If your pg database improves with CLUSTER, you can use pg_repack instead to achieve the same effect without downtime. Besides reordering the heap, it will also clear out bloat from the heap and indexes. I highly recommend partitioning if you have heavy write traffic on large tables since that will keep overhead low and make it complete faster.

JohnBooty · 3 years ago

Thanks for that informative link. It's rare in these sorts of discussions.

eyelidlessness · 3 years ago

The only reason I’d consider MariaDB, which I’m surprised I don’t see mentioned currently, is its bitemporal features. There are whole worlds of problems solved that are almost universally badly done in schema/business logic instead.

Granted I haven’t had to make a decision like this for several years, I’ve hardly even touched a database except to debug some stuff on localhost that’s outside of my explicit purview. So maybe Postgres solutions have narrowed the gap on this without my knowing it.

otabdeveloper4 · 3 years ago

Does Postgres have binlog replication yet?

dijit · 3 years ago

Yes, for over half a decade at least, but “binlog” is a MySQL term, for postgresql it has the much more apt name: write-ahead log.

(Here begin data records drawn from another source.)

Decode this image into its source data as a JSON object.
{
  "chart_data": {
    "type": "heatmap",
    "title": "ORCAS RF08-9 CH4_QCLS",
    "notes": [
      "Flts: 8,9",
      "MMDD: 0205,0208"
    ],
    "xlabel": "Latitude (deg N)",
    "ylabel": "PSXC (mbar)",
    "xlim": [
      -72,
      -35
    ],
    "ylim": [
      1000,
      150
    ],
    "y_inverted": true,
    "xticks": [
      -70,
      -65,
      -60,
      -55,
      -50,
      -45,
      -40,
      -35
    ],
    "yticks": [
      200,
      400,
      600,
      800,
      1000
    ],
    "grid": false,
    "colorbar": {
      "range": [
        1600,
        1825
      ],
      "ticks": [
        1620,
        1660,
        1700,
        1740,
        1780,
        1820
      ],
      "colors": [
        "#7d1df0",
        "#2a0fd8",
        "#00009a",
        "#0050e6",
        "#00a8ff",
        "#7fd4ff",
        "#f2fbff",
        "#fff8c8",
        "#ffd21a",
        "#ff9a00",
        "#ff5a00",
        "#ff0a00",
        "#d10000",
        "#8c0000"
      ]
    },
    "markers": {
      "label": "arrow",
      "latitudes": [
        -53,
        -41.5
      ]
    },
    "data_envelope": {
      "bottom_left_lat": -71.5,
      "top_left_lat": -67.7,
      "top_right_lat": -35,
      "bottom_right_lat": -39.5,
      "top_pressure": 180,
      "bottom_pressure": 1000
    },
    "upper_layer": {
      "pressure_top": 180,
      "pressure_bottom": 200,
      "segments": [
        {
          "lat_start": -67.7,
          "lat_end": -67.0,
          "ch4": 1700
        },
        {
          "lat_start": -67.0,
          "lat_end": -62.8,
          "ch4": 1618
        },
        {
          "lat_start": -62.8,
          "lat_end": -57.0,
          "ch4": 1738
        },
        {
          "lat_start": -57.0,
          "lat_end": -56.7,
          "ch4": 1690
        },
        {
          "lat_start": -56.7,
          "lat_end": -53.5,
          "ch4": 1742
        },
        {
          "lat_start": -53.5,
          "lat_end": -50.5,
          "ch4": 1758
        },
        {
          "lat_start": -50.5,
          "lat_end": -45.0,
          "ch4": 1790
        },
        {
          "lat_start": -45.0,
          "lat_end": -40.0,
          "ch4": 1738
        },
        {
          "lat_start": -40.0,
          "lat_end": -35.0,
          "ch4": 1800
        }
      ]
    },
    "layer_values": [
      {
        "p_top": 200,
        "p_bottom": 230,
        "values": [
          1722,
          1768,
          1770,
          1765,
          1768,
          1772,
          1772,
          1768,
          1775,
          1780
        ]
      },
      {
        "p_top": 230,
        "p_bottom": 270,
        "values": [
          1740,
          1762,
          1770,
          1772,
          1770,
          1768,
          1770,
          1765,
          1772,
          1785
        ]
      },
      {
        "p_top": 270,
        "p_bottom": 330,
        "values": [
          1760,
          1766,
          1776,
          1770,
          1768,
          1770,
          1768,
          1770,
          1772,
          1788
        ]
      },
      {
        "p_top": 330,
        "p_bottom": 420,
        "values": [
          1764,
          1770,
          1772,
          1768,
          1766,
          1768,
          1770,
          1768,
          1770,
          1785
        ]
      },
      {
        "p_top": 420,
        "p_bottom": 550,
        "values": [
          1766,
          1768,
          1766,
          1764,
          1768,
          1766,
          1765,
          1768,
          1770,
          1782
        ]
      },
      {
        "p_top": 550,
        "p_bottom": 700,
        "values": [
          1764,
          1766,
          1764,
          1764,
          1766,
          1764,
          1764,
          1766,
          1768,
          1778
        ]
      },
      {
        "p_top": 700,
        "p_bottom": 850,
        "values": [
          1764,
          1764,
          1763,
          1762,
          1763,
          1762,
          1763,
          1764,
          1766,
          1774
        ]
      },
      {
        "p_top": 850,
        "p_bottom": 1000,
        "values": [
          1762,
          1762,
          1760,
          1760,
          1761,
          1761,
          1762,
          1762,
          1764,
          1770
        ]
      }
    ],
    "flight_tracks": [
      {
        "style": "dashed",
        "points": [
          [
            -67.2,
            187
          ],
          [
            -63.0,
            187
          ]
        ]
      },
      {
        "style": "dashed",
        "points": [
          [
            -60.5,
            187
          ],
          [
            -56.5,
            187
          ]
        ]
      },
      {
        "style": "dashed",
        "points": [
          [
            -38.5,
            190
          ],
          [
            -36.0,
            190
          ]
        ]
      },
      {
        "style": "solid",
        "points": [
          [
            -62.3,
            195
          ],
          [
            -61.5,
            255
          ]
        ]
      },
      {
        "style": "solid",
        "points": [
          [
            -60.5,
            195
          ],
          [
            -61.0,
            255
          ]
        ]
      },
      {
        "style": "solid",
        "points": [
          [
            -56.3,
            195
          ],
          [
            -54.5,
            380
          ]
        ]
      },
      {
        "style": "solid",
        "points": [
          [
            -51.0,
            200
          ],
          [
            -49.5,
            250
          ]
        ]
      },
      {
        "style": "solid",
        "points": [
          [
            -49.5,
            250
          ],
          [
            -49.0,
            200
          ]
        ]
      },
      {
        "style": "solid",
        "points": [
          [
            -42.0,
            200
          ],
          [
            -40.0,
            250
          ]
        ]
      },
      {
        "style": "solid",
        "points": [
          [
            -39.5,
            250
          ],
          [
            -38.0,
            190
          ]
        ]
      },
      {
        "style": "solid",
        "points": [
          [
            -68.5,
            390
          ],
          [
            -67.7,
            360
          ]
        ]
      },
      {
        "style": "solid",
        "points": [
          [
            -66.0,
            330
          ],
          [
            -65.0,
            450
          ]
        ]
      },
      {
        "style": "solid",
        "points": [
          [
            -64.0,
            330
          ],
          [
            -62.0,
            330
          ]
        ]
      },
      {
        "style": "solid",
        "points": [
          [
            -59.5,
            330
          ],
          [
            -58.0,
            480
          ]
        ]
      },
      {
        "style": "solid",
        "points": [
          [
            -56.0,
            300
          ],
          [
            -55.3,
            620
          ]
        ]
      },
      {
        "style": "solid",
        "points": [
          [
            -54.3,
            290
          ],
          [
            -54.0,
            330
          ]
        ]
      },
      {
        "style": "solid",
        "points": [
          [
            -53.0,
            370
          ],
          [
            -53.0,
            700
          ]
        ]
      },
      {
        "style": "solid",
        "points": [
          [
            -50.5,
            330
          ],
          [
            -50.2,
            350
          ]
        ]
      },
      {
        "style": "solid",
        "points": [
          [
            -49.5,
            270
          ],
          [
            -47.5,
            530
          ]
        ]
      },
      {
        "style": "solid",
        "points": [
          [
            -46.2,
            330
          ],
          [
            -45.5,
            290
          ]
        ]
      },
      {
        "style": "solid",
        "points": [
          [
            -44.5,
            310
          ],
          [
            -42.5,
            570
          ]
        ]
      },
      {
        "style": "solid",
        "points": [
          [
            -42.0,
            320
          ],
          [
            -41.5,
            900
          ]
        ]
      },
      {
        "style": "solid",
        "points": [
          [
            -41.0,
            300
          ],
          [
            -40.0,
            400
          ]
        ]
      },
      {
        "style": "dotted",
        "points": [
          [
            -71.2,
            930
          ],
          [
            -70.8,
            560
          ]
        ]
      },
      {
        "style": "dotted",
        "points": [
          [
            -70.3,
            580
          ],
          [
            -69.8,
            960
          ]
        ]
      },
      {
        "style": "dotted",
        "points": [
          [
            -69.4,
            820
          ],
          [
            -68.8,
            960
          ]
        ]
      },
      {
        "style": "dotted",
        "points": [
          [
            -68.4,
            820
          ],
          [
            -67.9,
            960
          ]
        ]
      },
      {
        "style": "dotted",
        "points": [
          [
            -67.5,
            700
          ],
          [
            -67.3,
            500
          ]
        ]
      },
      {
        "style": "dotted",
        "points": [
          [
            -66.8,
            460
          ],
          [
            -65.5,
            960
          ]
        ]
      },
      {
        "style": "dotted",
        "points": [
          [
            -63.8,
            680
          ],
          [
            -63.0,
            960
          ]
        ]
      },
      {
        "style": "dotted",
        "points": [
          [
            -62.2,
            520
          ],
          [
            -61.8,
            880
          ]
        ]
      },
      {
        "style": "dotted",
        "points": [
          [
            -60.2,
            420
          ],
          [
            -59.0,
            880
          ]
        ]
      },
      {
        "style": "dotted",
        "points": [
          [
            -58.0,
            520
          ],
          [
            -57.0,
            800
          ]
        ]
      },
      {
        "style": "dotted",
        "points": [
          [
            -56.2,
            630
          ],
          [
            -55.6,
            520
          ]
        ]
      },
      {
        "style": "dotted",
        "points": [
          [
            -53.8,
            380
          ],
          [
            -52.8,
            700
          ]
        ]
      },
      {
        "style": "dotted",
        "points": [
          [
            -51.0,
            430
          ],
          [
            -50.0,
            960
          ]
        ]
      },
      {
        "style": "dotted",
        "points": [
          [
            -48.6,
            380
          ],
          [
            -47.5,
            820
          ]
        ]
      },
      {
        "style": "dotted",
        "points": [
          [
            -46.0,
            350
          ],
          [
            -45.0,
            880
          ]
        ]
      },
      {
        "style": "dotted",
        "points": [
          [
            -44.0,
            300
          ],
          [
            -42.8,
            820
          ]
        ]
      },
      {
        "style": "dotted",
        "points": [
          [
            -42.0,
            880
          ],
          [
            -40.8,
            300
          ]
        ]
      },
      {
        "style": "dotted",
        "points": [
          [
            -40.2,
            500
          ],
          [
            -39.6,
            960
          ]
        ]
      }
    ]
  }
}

it is the only official, in-binary replication mechanism.

paulddraper · 3 years ago

MySQL is certainly faster for writes.

https://www.uber.com/blog/postgres-to-mysql-migration/

arp242 · 3 years ago

I would be wary putting too much stock in a seven year old post on the topic; lots of stuff has changed. Specifically, at least one person claimed that a patch greatly improved PostgreSQL for this use case: https://news.ycombinator.com/item?id=26285452

za3faran · 3 years ago

MySQL is free, regardless of Oracle's ownership.

supergram · 3 years ago

> * Memory tables

PostgreSQL has memory tables too.

pyuser583 · 3 years ago

Does Postgres have an archive mode?

dijit · 3 years ago

If you say what you’re trying to actually achieve I can help with a solution, but asking if it supports an arbitrary feature is not going to get the answer you want because depending on what you’re actually using an archive table for, Postgres might have something already built in but it will almost assuredly not be exactly like an archive table storage type.